PAPA A SACERDOTI: VIVERE CELIBATO E' POSSIBILE IN COMUNIONE

Salvatore Izzo

(AGI) - CdV, 18 giu.

"Il ministero ordinato ha una radicale 'forma comunitaria' e puo' essere assolto solo nella comunione dei presbiteri con il loro vescovo".
Lo riafferma Bendetto XVI nella Lettera ai sacerdoti di tutto il mondo pubblicata oggi, alla vigilia dell'apertura dell'Anno Sacerdotale.
"Solo cosi' - spiega - i sacerdoti sapranno vivere in pienezza il dono del celibato e saranno capaci di far fiorire comunita' cristiane nelle quali si ripetano i prodigi della prima predicazione del Vangelo.

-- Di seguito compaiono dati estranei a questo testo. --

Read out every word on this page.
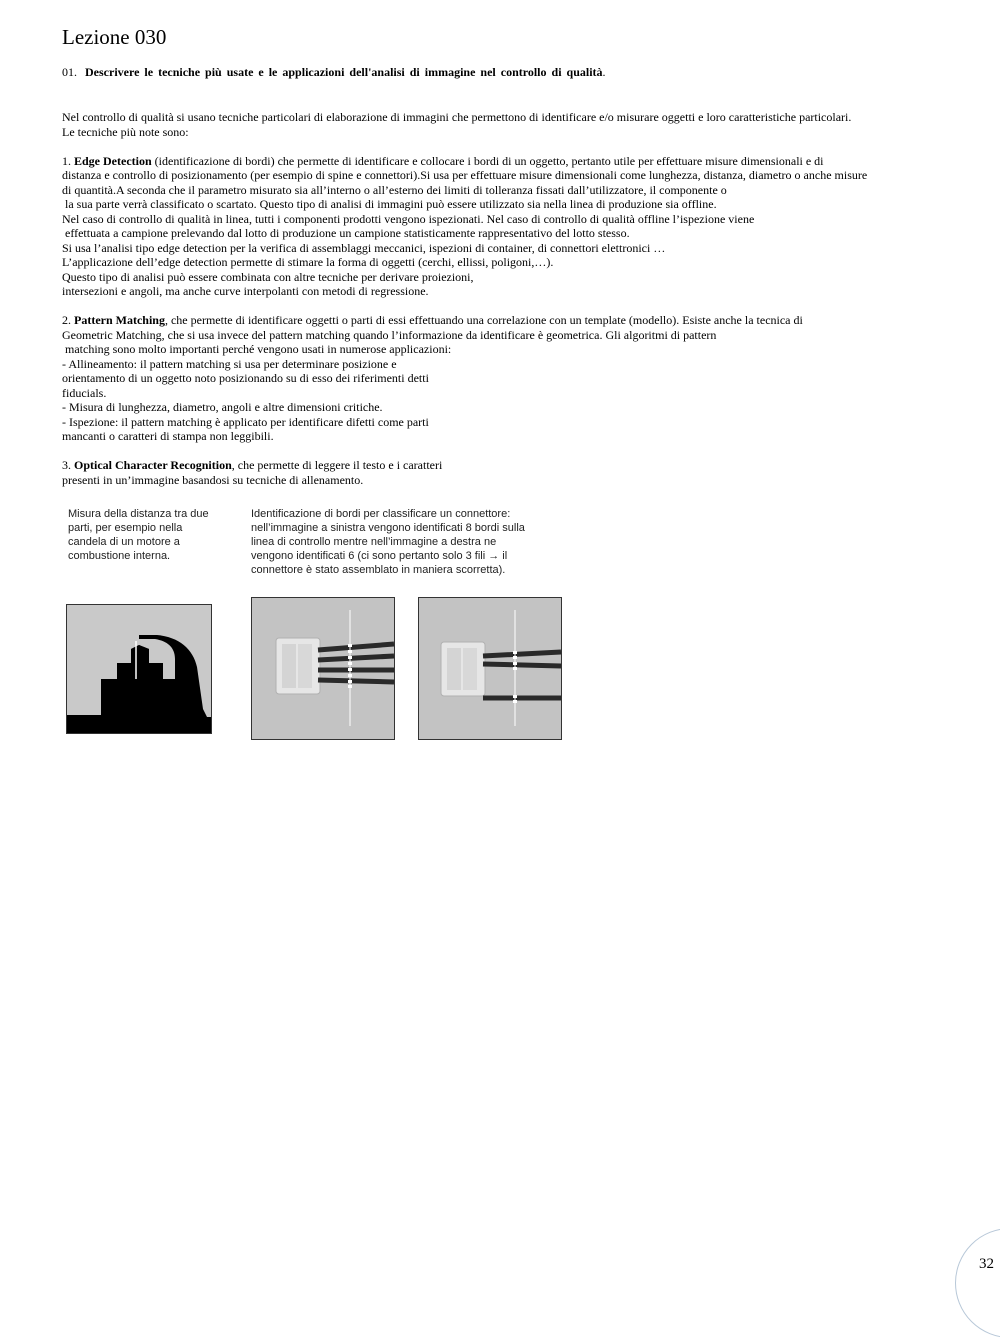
Lezione 030
01. Descrivere le tecniche più usate e le applicazioni dell'analisi di immagine nel controllo di qualità.
Nel controllo di qualità si usano tecniche particolari di elaborazione di immagini che permettono di identificare e/o misurare oggetti e loro caratteristiche particolari.
Le tecniche più note sono:
1. Edge Detection (identificazione di bordi) che permette di identificare e collocare i bordi di un oggetto, pertanto utile per effettuare misure dimensionali e di
distanza e controllo di posizionamento (per esempio di spine e connettori).Si usa per effettuare misure dimensionali come lunghezza, distanza, diametro o anche misure
di quantità.A seconda che il parametro misurato sia all’interno o all’esterno dei limiti di tolleranza fissati dall’utilizzatore, il componente o
la sua parte verrà classificato o scartato. Questo tipo di analisi di immagini può essere utilizzato sia nella linea di produzione sia offline.
Nel caso di controllo di qualità in linea, tutti i componenti prodotti vengono ispezionati. Nel caso di controllo di qualità offline l’ispezione viene
effettuata a campione prelevando dal lotto di produzione un campione statisticamente rappresentativo del lotto stesso.
Si usa l’analisi tipo edge detection per la verifica di assemblaggi meccanici, ispezioni di container, di connettori elettronici …
L’applicazione dell’edge detection permette di stimare la forma di oggetti (cerchi, ellissi, poligoni,…).
Questo tipo di analisi può essere combinata con altre tecniche per derivare proiezioni,
intersezioni e angoli, ma anche curve interpolanti con metodi di regressione.
2. Pattern Matching, che permette di identificare oggetti o parti di essi effettuando una correlazione con un template (modello). Esiste anche la tecnica di
Geometric Matching, che si usa invece del pattern matching quando l’informazione da identificare è geometrica. Gli algoritmi di pattern
matching sono molto importanti perché vengono usati in numerose applicazioni:
- Allineamento: il pattern matching si usa per determinare posizione e
orientamento di un oggetto noto posizionando su di esso dei riferimenti detti
fiducials.
- Misura di lunghezza, diametro, angoli e altre dimensioni critiche.
- Ispezione: il pattern matching è applicato per identificare difetti come parti
mancanti o caratteri di stampa non leggibili.
3. Optical Character Recognition, che permette di leggere il testo e i caratteri
presenti in un’immagine basandosi su tecniche di allenamento.
Misura della distanza tra due
parti, per esempio nella
candela di un motore a
combustione interna.
Identificazione di bordi per classificare un connettore:
nell’immagine a sinistra vengono identificati 8 bordi sulla
linea di controllo mentre nell’immagine a destra ne
vengono identificati 6 (ci sono pertanto solo 3 fili → il
connettore è stato assemblato in maniera scorretta).
32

Per il Papa, "occorre che questa comunione fra i sacerdoti e col proprio vescovo, basata sul sacramento dell'Ordine e manifestata nella concelebrazione eucaristica, si traduca nelle diverse forme concrete di una fraternita' sacerdotale effettiva ed affettiva".
Ai preti di oggi il Papa indica l'esempio del santo Curato d'Ars, San Giovanni Maria Vianney, che "seppe vivere i 'consigli evangelici' nelle modalita' adatte alla sua condizione di presbitero".

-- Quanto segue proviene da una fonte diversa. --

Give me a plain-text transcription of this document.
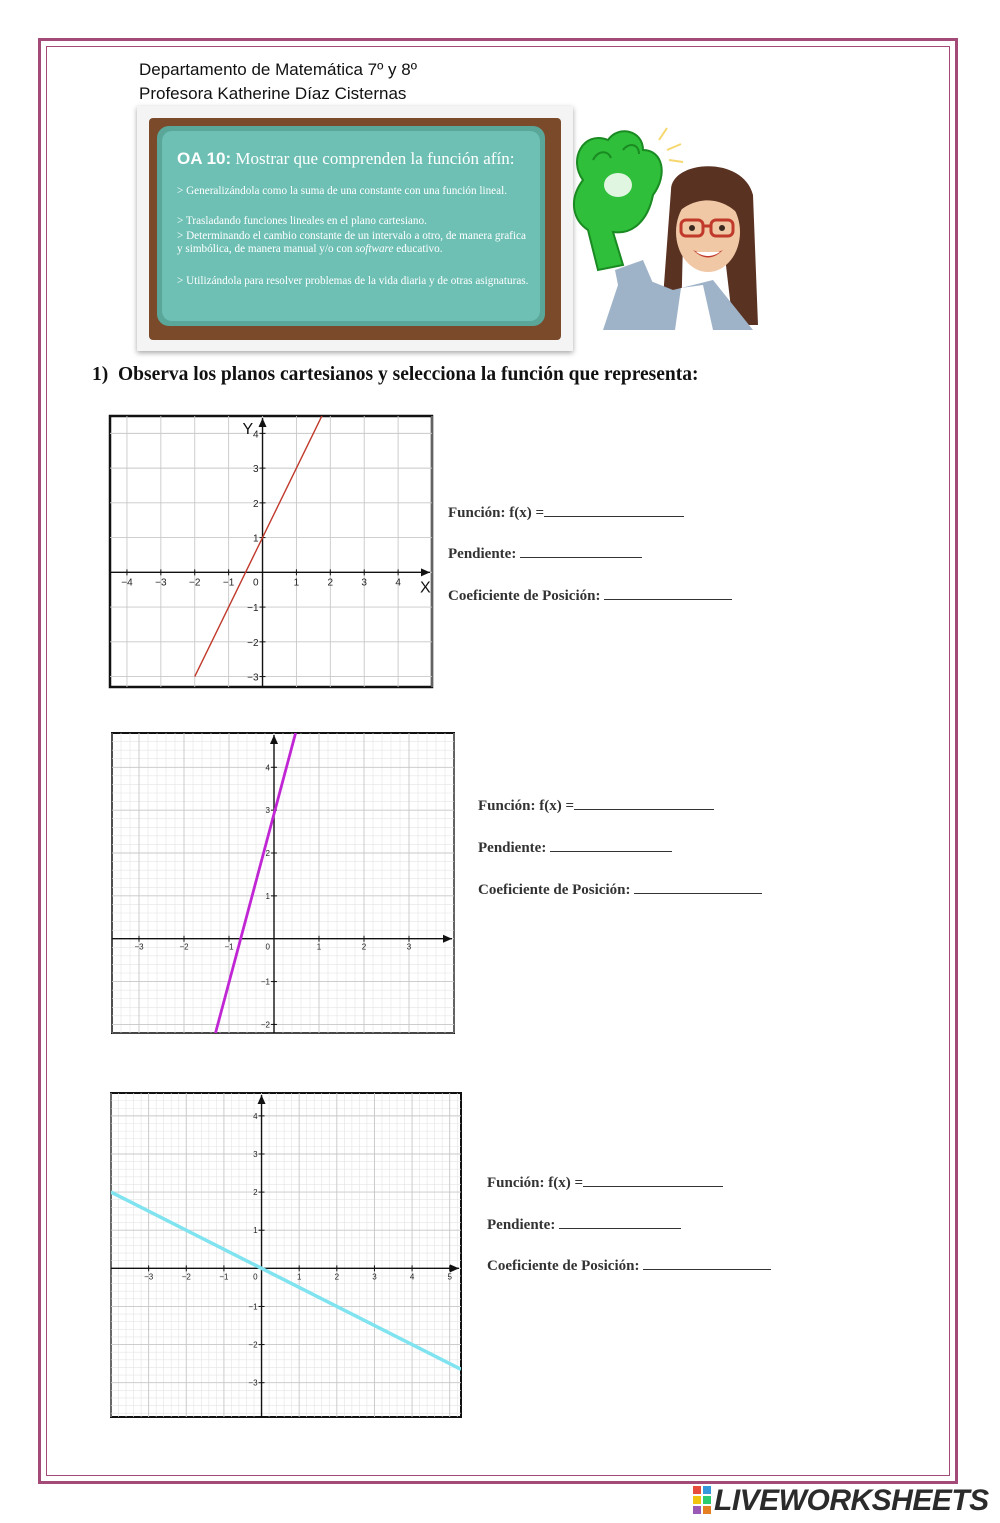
Departamento de Matemática 7º y 8º
Profesora Katherine Díaz Cisternas
OA 10: Mostrar que comprenden la función afín:
> Generalizándola como la suma de una constante con una función lineal.
> Trasladando funciones lineales en el plano cartesiano.
> Determinando el cambio constante de un intervalo a otro, de manera grafica y simbólica, de manera manual y/o con software educativo.
> Utilizándola para resolver problemas de la vida diaria y de otras asignaturas.
1) Observa los planos cartesianos y selecciona la función que representa:
−4 −3 −2 −1	1	2	3	4
−3
−2
−1
1
2
3
4
0	X
Y
−3	−2	−1	1	2	3
−2
−1
1
2
3
4
0
−3	−2	−1	1	2	3	4	5
−3
−2
−1
1
2
3
4
0
Función: f(x) =
Pendiente:
Coeficiente de Posición:
Función: f(x) =
Pendiente:
Coeficiente de Posición:
Función: f(x) =
Pendiente:
Coeficiente de Posición:
LIVEWORKSHEETS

La sua castita', rileva il Pontefice nella Lettera resa nota oggi, "era quella richiesta a un prete per il suo ministero.

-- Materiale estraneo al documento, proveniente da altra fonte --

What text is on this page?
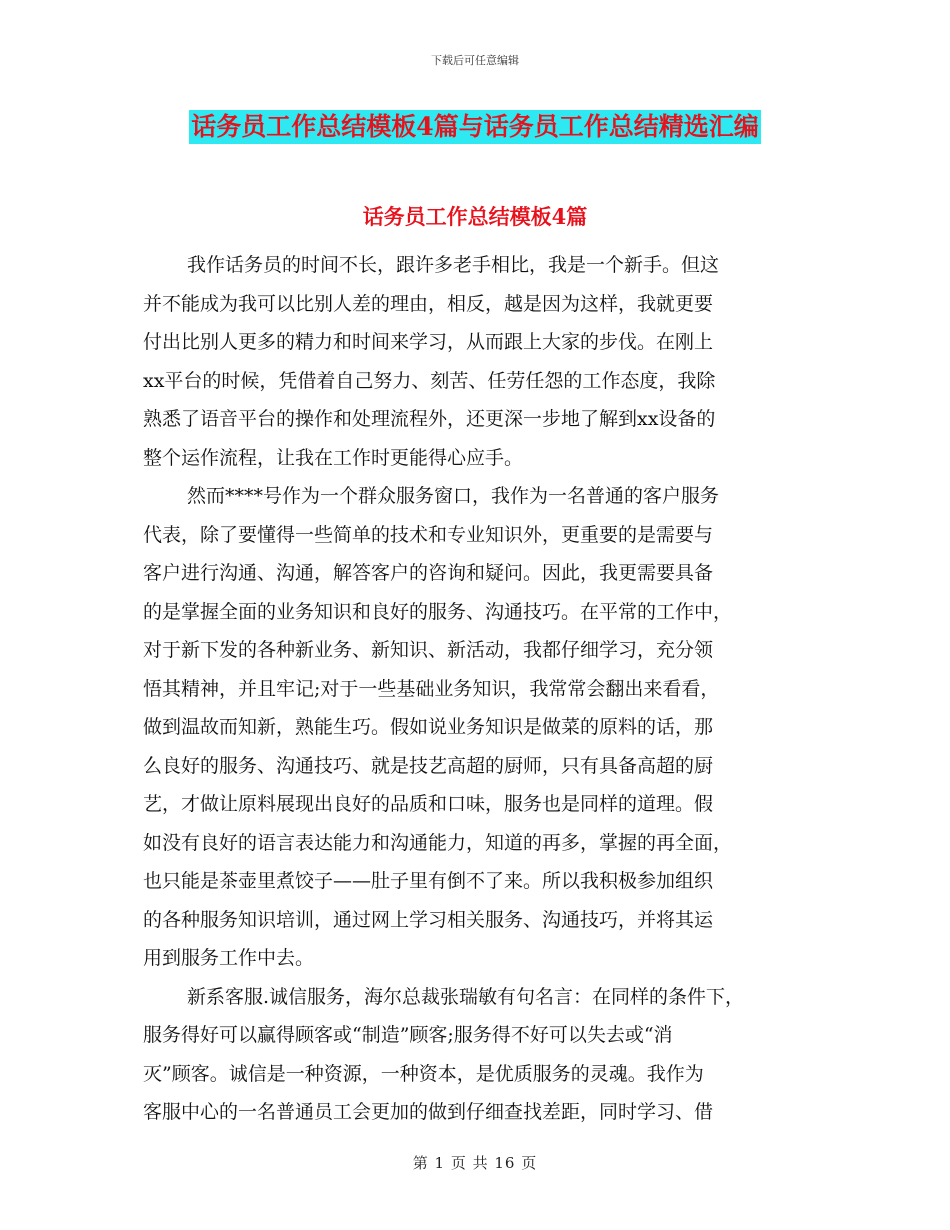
下载后可任意编辑
话务员工作总结模板4篇与话务员工作总结精选汇编
话务员工作总结模板4篇
我作话务员的时间不长，跟许多老手相比，我是一个新手。但这
并不能成为我可以比别人差的理由，相反，越是因为这样，我就更要
付出比别人更多的精力和时间来学习，从而跟上大家的步伐。在刚上
xx平台的时候，凭借着自己努力、刻苦、任劳任怨的工作态度，我除
熟悉了语音平台的操作和处理流程外，还更深一步地了解到xx设备的
整个运作流程，让我在工作时更能得心应手。
然而****号作为一个群众服务窗口，我作为一名普通的客户服务
代表，除了要懂得一些简单的技术和专业知识外，更重要的是需要与
客户进行沟通、沟通，解答客户的咨询和疑问。因此，我更需要具备
的是掌握全面的业务知识和良好的服务、沟通技巧。在平常的工作中，
对于新下发的各种新业务、新知识、新活动，我都仔细学习，充分领
悟其精神，并且牢记;对于一些基础业务知识，我常常会翻出来看看，
做到温故而知新，熟能生巧。假如说业务知识是做菜的原料的话，那
么良好的服务、沟通技巧、就是技艺高超的厨师，只有具备高超的厨
艺，才做让原料展现出良好的品质和口味，服务也是同样的道理。假
如没有良好的语言表达能力和沟通能力，知道的再多，掌握的再全面，
也只能是茶壶里煮饺子——肚子里有倒不了来。所以我积极参加组织
的各种服务知识培训，通过网上学习相关服务、沟通技巧，并将其运
用到服务工作中去。
新系客服.诚信服务，海尔总裁张瑞敏有句名言：在同样的条件下，
服务得好可以赢得顾客或“制造”顾客;服务得不好可以失去或“消
灭”顾客。诚信是一种资源，一种资本，是优质服务的灵魂。我作为
客服中心的一名普通员工会更加的做到仔细查找差距，同时学习、借
第 1 页 共 16 页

Si puo' dire che era la castita' conveniente a chi deve toccare abitualmente l'Eucaristia e abitualmente la guarda con tutto il trasporto del cuore e con lo stesso trasporto la dona ai suoi fedeli". Ai sacerdoti, proprio citando il Curato d'Ars, il Papa ricorda che "non ci sono due maniere buone di servire Dio. Ce n'e' una sola: servirlo come lui vuole essere servito". "La regola d'oro per una vita obbediente - scrive - gli sembrava questa: "Fare solo cio' che puo' essere offerto al buon Dio". "La sua poverta' - continua il Papa - non fu quella di un religioso o di un monaco, ma quella richiesta ad un prete: pur maneggiando molto denaro (dato che i pellegrini piu' facoltosi non mancavano di interessarsi alle sue opere di carita'), egli sapeva che tutto era donato alla sua chiesa, ai suoi poveri, ai suoi orfanelli, alle ragazze della sua 'Providence' alle sue famiglie piu' disagiate. Percio' egli era ricco per dare agli altri ed era molto povero per se stesso e spiegava: 'Il mio segreto e' semplice: dare tutto e non conservare niente'".
Mentre "anche l'obbedienza di san Giovanni Maria Vianney fu tutta incarnata nella sofferta adesione alle quotidiane esigenze del suo ministero. E' noto quanto egli fosse tormentato dal pensiero della propria inadeguatezza al ministero parrocchiale e dal desiderio di fuggire 'a piangere la sua povera vita, in solitudine'.
E solo l'obbedienza e la passione per le anime riuscivano a convincerlo a restare al suo posto".